Janet Brown’s amazing journey in the field of healthcare quality continues with this 29th Edition of The Healthcare Quality Handbook: A Professional Resource and Study Guide. After many years of battling cancer, Janet passed away on May 20, 2012. Janet was a trailblazer and a world leader in healthcare quality. We are grateful to her for the wealth of information consolildated in this Handbook, her tireless dedication to revise and produce it annually, her wise and cheerful instruction and inspiration, her optimism and leadership in the field, and her genuine friendship. She is remembered with love and appreciation.
ABOUT THE AUTHOR
Janet A. Brown, BA, BSN, RN, CPHQ, FNAHQ, was well-known as an author, educator, and consultant in healthcare quality. She was active in the field for more than 30 years and owned her own business, now JB Quality Solutions, Inc. She took the first offered certification exam in 1984. Then in 1985 she designed and held a half-day teaching session for 12 colleagues who all became certified. Her passionate interest in promoting certification and professional growth grew out of that first study group and a 50-page set of handouts. She subsequently taught about 110 healthcare quality Workshops and revised and improved the Healthcare Quality Handbook each year from 1986 to 2012. The Handbook has been a respected manual in the field, and has been used throughout the world.
She also worked as a consultant for 12 years with hospitals, ambulatory care centers, surgical centers, mental health facilities, review agencies, and managed care organizations in quality management, utilization and case management, clinical risk management, information management, strategic planning, and systems development.
In addition to the Handbook, Janet was co-author of Managing Managed Care: The Mental Health Practitioner's Survival Guide (first edition, 1992), Managing Managed Care II: A Handbook for Mental Health Professionals (second edition, 1996), and Casebook for Managing Managed Care: A Self-Study Guide for Treatment Planning, Documentation, and Communication, 2000, all published by American Psychiatric Publishing, Inc.
Janet was a President (1995-1996) and Fellow of the National Association for Healthcare Quality (NAHQ) and served on NAHQ's Past Presidents' Council. She was the founding chair of NAHQ's National Healthcare Quality Foundation. She received NAHQ's Distinguished Member Award in 1991.
From 1996 to 2004, Janet served on the Technical Advisory Committee for L.A. Care Health Plan, the Medicaid managed care health plan for Los Angeles County, with more than 700,000 members. She also served many years on the National Advisory Council for Fuller Graduate School of Psychology.

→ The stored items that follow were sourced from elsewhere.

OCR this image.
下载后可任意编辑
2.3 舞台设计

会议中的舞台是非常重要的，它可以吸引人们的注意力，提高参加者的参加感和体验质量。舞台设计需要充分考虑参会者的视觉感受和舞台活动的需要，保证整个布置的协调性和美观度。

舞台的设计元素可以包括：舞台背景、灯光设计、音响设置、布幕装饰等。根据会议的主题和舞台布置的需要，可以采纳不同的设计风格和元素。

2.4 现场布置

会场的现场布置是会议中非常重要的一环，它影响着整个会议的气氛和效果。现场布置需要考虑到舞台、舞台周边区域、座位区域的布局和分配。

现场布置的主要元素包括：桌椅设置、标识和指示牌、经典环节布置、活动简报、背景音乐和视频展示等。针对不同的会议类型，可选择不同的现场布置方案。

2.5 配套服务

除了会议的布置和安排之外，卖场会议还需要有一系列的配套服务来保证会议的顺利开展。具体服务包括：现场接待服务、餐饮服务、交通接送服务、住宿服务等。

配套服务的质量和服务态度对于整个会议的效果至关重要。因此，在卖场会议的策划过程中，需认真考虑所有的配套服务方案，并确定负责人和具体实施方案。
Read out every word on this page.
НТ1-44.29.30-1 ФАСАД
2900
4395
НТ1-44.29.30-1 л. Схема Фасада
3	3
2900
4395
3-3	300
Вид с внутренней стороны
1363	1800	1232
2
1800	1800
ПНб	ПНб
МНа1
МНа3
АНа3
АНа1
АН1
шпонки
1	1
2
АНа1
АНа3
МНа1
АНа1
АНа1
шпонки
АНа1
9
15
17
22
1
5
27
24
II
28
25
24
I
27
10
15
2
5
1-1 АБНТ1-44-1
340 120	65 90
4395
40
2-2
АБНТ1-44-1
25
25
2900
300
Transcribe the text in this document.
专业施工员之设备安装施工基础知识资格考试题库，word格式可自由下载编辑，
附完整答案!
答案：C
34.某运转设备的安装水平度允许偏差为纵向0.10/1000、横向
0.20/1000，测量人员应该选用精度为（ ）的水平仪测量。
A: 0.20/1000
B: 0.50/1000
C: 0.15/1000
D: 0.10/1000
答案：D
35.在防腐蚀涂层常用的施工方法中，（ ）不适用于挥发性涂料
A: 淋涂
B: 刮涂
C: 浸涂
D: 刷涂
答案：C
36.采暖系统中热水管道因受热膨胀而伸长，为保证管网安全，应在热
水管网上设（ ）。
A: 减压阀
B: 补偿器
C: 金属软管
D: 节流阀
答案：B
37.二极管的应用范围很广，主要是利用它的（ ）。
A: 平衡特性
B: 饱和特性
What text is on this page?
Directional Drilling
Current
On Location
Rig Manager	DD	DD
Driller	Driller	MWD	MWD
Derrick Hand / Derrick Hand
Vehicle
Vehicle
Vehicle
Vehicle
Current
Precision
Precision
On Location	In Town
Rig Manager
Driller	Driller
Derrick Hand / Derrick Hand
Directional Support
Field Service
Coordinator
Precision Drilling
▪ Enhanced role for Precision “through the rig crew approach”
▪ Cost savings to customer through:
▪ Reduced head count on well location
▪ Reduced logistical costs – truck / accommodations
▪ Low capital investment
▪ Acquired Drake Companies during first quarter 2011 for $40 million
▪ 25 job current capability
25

JB Quality Solutions, Inc. continues to produce and distribute The Healthcare Quality Handbook: A Professional Resource and Study Guide. The company is run by Janet’s family, who work closely with Susan Mellott, Ph.D., RN, CPHQ, FNAHQ, as the Editor and Course Instructor.
In Janet’s Own Words:
On July 23, 1995, my life changed dramatically. I sustained a spinal cord injury and incomplete quadriplegia in a car accident. I use a wheelchair and have movement of my arms, but limited use of my hands. I consider this Handbook to be a miracle. It has continued despite disability, chronic neurogenic pain and spasticity, multiple computer crashes, and cancer.
I share my cancer story in more detail here because you are quality professionals. In 1996 I was diagnosed with breast cancer. I then experienced local recurrences in 2004 and 2006. I opted for surgery all three times, without chemotherapy (only 2-2.5% improved mortality) or radiation (preempted by the need to preserve my already minimal arm function).
In February 2009, I saw my eighth HMO oncologist (constant contract changes) with symptoms in my right arm. She told me the MRI and PET scan were both negative. Then in December of that year, I was diagnosed with three new tumors, with muscle involvement and nerves at risk. Surgery, radiation, and chemotherapy were not viable options.
Upon directly reviewing all 2009 test results, I learned the previous MRI and PET scans had both shown enhancement. My oncologist had missed the diagnosis months earlier. The cancer center had no electronic record or online access to test results. Their nonsystem allowed physicians to take isolated reports home to call patients, with no access to or requirement to review the medical record. She did not connect the dots between my history, my symptoms, and my test results.
In September 2011 cancer was found metastasized to several bones. In spite of circumstances, my hope and faith is in my Lord.
In my ongoing dealings with two IPAs, four different HMOs, and now Medicare, I have learned first hand—as a patient with the quality professional's eyes and ears—of our desperate need for a seamless continuum of care, care coordination and case management, electronic record and information sharing, and an effective quality strategy. Even so, I still believe that such a quality healthcare delivery system is achievable!
I cherish the history reflected in these pages, but I thrive on the growth, innovation, and, of course, improvement that represents the current environment and the future of quality in healthcare. Now this quality passion is passed on to you, my colleague. This is a wonderful time for the healthcare quality professional. Both the organization and the public are listening. Your organization will look to your expertise as it seeks to improve. Our patients certainly do deserve— and will benefit from—all of our best efforts.
God bless you and best wishes in your study!